L'OMS et l'UNICEF annoncent l'atteinte de l'objectif du Millénaire pour le développement relatif au paludisme, une forte baisse des cas d'infection et des décès attribuables à cette maladie, mais que trois milliards de personnes sont toujours à risque

LONDRES, le 17 sept. 2015 /CNW/ - Selon un rapport conjoint de l'OMS et de l'UNICEF publié aujourd'hui, les taux de mortalité attribuable au paludisme ont chuté de 60 pour cent depuis 2000, ce qui signifie que 6,2 millions de vies, en majorité d'enfants, ont été sauvées.

Le rapport intitulé Atteindre l'objectif du Millénaire pour le développement en matière de paludisme révèle que l'OMD visant à maîtriser le paludisme et à commencer à inverser la tendance actuelle d'ici 2015 a été atteint de manière convaincante, le nombre de cas ayant chuté de 37 pour cent en quinze ans.

« La lutte mondiale contre le paludisme constitue l'une des plus grandes réussites en santé publique des quinze dernières années. C'est le signe que nos stratégies se révèlent efficaces et que nous pouvons vaincre cette ancienne maladie mortelle qui prend encore chaque année des milliers de vies, et principalement la vie d'enfants », déclare la Dre Margaret Chan, la directrice générale de l'OMS.

Un nombre croissant de pays sont sur le point d'éliminer le paludisme. En 2014, treize pays n'ont signalé aucun cas de la maladie, et six ont rapporté moins de dix cas. Les diminutions les plus rapides ont été observées dans le Caucase et en Asie centrale, où aucun cas n'a été signalé en 2014, de même qu'en Asie de l'Est.

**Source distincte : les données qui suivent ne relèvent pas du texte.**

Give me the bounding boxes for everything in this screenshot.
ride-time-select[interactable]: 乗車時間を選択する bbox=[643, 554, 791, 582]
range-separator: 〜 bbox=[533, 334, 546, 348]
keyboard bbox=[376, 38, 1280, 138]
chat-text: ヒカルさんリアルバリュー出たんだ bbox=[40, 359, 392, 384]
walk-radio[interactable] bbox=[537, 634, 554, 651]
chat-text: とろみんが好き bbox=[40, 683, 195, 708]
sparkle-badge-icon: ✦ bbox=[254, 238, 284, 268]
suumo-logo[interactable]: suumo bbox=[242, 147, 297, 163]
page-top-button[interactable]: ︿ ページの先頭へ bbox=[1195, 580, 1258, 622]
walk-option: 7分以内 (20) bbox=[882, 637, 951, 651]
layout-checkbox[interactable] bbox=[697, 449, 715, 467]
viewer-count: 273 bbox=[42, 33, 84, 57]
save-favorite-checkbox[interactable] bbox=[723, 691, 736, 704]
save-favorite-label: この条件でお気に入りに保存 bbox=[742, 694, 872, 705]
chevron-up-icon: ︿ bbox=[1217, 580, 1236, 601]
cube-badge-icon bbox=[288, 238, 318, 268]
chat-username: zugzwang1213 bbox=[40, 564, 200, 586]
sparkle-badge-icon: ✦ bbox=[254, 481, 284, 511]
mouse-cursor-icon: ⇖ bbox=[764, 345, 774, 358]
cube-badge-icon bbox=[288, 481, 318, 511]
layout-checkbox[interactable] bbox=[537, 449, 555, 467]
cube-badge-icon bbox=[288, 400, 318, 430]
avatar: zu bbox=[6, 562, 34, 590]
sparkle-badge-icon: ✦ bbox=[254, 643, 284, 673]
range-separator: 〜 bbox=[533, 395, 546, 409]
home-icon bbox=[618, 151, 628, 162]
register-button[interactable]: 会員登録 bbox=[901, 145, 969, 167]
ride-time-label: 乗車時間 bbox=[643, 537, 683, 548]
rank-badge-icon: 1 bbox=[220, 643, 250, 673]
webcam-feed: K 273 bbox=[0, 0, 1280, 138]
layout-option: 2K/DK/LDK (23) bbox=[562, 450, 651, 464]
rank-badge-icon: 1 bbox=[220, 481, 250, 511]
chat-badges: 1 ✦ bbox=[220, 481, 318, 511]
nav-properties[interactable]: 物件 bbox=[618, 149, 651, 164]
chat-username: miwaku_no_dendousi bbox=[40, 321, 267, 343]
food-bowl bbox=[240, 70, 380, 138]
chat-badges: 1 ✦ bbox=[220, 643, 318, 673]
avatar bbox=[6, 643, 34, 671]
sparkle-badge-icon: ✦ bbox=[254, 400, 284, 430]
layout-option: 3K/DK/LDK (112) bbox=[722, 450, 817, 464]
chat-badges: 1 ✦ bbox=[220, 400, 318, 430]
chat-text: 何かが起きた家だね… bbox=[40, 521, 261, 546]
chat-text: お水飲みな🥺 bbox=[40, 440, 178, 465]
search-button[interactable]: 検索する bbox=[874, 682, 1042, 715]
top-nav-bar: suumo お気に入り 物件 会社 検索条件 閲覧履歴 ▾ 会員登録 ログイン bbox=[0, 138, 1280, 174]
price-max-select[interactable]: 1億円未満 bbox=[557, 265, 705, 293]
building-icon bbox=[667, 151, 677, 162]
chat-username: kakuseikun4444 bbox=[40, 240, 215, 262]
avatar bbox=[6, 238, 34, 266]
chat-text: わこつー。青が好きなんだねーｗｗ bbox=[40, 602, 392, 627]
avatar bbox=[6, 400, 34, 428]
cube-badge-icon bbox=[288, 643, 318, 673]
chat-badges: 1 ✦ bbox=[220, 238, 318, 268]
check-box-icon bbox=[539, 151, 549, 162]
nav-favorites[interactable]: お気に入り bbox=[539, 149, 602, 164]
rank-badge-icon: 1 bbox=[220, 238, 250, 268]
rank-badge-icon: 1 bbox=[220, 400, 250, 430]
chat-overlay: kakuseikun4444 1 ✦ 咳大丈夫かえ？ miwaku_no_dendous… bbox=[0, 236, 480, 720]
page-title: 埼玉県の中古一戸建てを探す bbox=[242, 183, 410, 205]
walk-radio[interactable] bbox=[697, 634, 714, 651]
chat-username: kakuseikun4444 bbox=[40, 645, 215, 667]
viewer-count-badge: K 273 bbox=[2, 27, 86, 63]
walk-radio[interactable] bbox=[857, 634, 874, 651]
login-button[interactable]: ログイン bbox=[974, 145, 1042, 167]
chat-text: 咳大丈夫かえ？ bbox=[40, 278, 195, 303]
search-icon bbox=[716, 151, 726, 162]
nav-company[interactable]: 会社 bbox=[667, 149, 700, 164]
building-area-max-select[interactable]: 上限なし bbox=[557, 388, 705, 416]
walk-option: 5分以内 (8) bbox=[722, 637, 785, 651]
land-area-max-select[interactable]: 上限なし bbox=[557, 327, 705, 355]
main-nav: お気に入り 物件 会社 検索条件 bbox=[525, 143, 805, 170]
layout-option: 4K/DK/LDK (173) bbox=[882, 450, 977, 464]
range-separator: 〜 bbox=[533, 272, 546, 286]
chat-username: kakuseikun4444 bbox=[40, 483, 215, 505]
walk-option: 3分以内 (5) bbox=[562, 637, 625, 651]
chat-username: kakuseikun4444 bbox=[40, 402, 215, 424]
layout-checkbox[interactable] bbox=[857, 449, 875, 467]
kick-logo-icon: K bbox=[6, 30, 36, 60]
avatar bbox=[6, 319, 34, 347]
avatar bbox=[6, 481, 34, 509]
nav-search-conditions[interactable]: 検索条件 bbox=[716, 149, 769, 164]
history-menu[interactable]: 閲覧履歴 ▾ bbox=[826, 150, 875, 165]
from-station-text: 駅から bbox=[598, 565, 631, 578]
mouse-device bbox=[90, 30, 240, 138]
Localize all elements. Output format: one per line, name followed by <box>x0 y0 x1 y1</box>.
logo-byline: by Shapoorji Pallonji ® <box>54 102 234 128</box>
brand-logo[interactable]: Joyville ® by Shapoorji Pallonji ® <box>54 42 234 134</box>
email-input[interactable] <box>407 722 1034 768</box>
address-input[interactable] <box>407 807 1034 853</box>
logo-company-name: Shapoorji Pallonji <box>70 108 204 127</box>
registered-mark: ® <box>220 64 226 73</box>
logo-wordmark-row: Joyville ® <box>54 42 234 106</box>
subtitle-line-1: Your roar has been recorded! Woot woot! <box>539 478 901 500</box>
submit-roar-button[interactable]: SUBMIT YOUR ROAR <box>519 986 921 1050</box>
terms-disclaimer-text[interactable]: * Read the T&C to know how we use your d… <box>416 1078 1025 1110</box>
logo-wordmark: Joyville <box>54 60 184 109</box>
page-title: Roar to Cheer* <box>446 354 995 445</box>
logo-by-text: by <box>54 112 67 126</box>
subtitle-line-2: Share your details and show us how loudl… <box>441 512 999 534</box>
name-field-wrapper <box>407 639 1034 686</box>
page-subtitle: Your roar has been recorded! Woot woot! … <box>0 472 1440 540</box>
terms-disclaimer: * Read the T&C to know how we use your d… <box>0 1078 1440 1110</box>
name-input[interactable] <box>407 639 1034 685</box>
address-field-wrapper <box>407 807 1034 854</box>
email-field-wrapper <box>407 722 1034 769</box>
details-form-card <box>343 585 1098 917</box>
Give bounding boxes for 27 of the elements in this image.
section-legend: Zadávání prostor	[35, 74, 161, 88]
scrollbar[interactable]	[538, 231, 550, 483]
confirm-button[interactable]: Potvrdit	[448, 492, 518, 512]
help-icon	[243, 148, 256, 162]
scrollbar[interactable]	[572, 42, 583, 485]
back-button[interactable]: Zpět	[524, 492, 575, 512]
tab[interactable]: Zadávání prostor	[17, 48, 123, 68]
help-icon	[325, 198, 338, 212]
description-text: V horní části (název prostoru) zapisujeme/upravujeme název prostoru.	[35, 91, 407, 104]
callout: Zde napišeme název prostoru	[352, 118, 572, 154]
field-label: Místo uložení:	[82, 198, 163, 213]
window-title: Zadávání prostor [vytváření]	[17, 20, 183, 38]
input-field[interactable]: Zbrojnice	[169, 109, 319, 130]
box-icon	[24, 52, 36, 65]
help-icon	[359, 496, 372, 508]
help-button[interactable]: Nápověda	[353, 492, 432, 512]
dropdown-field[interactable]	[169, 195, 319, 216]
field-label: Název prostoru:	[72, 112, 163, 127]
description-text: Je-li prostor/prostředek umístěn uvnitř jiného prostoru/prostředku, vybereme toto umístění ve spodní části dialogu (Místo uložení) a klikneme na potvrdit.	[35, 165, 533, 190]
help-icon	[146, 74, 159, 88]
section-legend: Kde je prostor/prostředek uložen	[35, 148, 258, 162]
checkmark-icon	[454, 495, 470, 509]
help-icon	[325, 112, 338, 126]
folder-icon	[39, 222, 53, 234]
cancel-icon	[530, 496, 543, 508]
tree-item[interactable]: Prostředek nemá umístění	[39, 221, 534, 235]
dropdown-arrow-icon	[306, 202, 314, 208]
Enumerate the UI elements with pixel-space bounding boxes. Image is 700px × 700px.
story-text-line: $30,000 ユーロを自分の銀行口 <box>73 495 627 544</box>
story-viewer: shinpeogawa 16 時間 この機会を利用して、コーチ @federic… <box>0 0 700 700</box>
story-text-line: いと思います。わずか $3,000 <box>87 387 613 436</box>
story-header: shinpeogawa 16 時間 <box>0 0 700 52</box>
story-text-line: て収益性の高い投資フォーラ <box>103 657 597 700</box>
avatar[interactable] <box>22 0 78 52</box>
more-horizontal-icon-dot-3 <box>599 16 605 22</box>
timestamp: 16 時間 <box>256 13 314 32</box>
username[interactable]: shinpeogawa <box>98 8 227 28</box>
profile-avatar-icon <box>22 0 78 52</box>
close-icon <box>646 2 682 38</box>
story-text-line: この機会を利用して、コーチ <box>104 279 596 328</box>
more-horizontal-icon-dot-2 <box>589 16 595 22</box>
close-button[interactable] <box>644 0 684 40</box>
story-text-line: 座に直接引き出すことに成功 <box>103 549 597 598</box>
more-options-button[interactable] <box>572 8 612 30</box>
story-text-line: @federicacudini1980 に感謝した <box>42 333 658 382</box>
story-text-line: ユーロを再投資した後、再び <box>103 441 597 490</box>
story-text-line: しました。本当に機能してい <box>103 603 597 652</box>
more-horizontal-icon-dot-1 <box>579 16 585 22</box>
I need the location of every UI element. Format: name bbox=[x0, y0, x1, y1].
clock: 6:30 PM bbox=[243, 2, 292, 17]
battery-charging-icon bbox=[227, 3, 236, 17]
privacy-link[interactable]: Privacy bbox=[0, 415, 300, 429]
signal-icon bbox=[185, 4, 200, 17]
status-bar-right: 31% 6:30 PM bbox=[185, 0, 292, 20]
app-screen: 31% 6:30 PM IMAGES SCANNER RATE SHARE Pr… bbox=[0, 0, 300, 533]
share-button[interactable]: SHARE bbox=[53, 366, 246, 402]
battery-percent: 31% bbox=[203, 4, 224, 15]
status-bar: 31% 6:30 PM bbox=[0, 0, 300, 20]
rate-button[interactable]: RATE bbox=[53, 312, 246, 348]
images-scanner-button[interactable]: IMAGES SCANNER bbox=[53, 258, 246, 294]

La lutte n'est pas terminée
Malgré les remarquables progrès réalisés, le paludisme représente toujours un grave problème de santé publique dans de nombreuses régions. En 2015 seulement, on estime qu'il y a eu 214 millions de nouveaux cas de paludisme, et près de 438 000 personnes sont décédées en raison de cette maladie évitable et curable. Près de 3,2 milliards de personnes, soit près de la moitié de la population mondiale, sont exposées au risque de contracter le paludisme.

Certains pays continuent de porter une part disproportionnée du fardeau mondial que représente le paludisme. Quinze pays, pour la plupart en Afrique subsaharienne, comptent pour 80 pour cent des cas d'infection et pour 78 pour cent des décès recensés à l'échelle mondiale en 2015.

Plus des deux tiers des décès attribuables au paludisme se sont produits chez des enfants âgés de moins de cinq ans. De 2000 à 2015, le taux de mortalité attribuable au paludisme chez les enfants âgés de moins de cinq ans a chuté de 65 pour cent, ce qui correspond à quelque 5,9 millions d'enfants dont la vie a été sauvée.

« Le paludisme tue surtout de jeunes enfants, en particulier ceux et celles qui vivent dans les régions les plus pauvres et les plus reculées. La meilleure façon de célébrer les progrès mondiaux réalisés dans la lutte contre cette maladie consiste donc à nous réengager à leur venir en aide et à les traiter. Nous savons comment prévenir et traiter le paludisme. Puisque nous pouvons le faire, nous devons le faire », explique Anthony Lake, le directeur général de l'UNICEF.

Un apport de fonds insuffisant
Depuis 2000, le financement mondial bilatéral et multilatéral pour la lutte contre le paludisme a été multiplié par vingt. Les investissements nationaux dans les pays où le paludisme est endémique ont également augmenté d'année en année.

Plusieurs gouvernements donateurs ont fait de la lutte contre le paludisme une priorité mondiale absolue en matière de santé. Aux États-Unis d'Amérique, l'initiative présidentielle contre le paludisme a permis de mobiliser des millions de dollars pour le traitement et la prévention de cette maladie, tandis que, de 2008 à 2015, le gouvernement du Royaume-Uni a triplé son financement de la lutte contre le paludisme.

De nombreux gouvernements ont également canalisé leurs investissements par l'entremise du Fonds mondial de lutte contre le sida, la tuberculose et le paludisme, ou les ont directement accordés aux pays touchés.

« Un monde sain et prospère est dans l'intérêt de toutes et de tous, et la prévention de maladies mortelles est l'un des investissements les plus judicieux que nous puissions faire. C'est pourquoi la Grande-Bretagne s'emploiera à mettre un terme à cette terrible maladie en renforçant les systèmes de santé partout en Afrique, en s'attaquant à la résistance aux médicaments et insecticides essentiels à la survie, et en travaillant avec des partenaires comme le Fonds mondial afin de procurer des moustiquaires pour le lit à des millions de personnes », affirme la très honorable Justine Greening, secrétaire d'État au Développement international du Royaume-Uni.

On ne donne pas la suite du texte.